V5ラインでは、ViP方式を月8K規模で導入する計画がある一方で、残りはFMM方式で構成される可能性が高いとされています。ViP技術の量産が困難と判断された場合、ラインの一部を大型ホワイトOLED方式に転換する可能性もあり、地元政府からの支援を引き出すために差別化技術のアピールが続けられています。

 

サムスンディスプレイのベトナム投資計画

 

サムスンディスプレイは、ベトナムのバクニン省で新プロジェクトを推進しており、第8.6世代OLEDバックエンドモジュール加工ラインの設立を計画しています。長期的な投資額は18億ドルと見積もられ、地元政府との協力を通じてプロジェクトが進行中です。これにより、ベトナムがサムスンの世界最大のディスプレイモジュール生産拠点になることが期待されています。また、同社はOLEDの前工程を韓国で、後工程をベトナムで行う方針を取っています。

業界全体の動向と技術選択の違い

 

酸化物TFT技術とLTPO方式の競争

サムスンディスプレイは、第8世代OLEDラインに酸化物TFTを採用し、低消費電力性能を強調しています。
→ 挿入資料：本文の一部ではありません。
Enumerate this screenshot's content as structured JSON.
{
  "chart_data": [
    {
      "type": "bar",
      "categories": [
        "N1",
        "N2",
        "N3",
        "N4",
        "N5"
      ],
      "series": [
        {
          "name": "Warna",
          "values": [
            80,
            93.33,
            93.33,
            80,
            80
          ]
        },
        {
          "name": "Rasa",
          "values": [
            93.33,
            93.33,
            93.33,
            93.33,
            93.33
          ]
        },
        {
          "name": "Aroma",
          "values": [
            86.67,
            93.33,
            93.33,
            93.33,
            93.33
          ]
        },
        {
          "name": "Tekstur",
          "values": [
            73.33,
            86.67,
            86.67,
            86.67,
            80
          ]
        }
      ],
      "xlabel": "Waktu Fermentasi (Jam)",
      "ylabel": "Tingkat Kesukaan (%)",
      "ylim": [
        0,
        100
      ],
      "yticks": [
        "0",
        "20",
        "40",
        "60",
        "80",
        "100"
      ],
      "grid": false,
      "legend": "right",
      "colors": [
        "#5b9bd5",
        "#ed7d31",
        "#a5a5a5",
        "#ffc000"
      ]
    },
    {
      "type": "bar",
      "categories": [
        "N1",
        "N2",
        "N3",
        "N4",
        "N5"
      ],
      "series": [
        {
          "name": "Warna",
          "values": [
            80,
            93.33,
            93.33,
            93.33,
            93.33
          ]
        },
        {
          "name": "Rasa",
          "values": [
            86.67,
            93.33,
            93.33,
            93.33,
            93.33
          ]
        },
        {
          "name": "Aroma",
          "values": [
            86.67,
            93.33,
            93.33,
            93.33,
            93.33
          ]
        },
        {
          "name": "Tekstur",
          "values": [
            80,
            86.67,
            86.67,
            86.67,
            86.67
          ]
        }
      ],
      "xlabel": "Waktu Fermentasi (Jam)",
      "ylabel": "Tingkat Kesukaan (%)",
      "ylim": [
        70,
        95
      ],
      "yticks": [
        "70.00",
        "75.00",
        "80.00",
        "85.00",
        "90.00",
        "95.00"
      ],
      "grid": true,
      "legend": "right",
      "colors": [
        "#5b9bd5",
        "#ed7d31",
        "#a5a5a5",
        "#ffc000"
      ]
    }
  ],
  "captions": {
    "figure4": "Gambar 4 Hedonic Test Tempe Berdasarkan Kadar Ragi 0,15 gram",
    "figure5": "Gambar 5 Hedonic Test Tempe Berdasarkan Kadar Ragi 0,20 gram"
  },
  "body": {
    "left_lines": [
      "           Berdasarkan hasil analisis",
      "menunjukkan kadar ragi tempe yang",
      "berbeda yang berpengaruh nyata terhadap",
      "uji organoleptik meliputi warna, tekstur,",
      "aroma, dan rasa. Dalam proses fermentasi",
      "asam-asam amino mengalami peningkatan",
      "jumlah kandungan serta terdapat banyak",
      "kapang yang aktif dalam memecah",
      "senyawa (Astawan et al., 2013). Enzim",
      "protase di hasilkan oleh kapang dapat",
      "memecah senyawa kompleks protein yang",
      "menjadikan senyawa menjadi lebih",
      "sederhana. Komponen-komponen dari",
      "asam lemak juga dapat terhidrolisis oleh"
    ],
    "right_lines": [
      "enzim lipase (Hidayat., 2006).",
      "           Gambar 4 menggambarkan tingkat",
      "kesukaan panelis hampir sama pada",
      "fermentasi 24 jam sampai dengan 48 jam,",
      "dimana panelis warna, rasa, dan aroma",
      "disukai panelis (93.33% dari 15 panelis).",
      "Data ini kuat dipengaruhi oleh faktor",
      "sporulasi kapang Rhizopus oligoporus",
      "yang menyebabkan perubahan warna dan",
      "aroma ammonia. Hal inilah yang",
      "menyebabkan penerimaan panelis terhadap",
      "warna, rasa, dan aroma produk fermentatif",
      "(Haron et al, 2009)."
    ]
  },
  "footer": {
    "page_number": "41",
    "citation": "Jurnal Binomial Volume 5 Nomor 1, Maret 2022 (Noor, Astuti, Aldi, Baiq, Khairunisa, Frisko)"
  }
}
一方、BOEはLTPO TFT方式を採用し、高速駆動性能を重視しています。このような技術選択の違いが、顧客企業の製品戦略やサプライチェーン管理に影響を与える可能性があります。顧客側は各メーカーごとに異なる技術仕様に対応する必要があり、完成品のモデルごとにパネル供給先を選定する課題が浮上しています。

 

主要メーカーの動向

現在、サムスンディスプレイとBOEの2社がIT向け第8世代OLED投資を進めていますが、それぞれ蒸着装置の供給元も異なっています。サムスンディスプレイはキヤノントッキの装置を採用しており、BOEはSUNICシステムを選定しました。LGディスプレイはまだ8世代OLEDの投資決定を行っていませんが、今後の動向が注目されます。

 

まとめ

ビジョノックス、サムスンディスプレイ、BOEなど主要パネルメーカーは、それぞれ異なる技術や投資戦略を進めています。特に新技術の量産性や外的要因の影響が大きな変数となる中、各企業が顧客や地元政府との関係を強化しながら市場シェアを拡大するための競争が激化しています。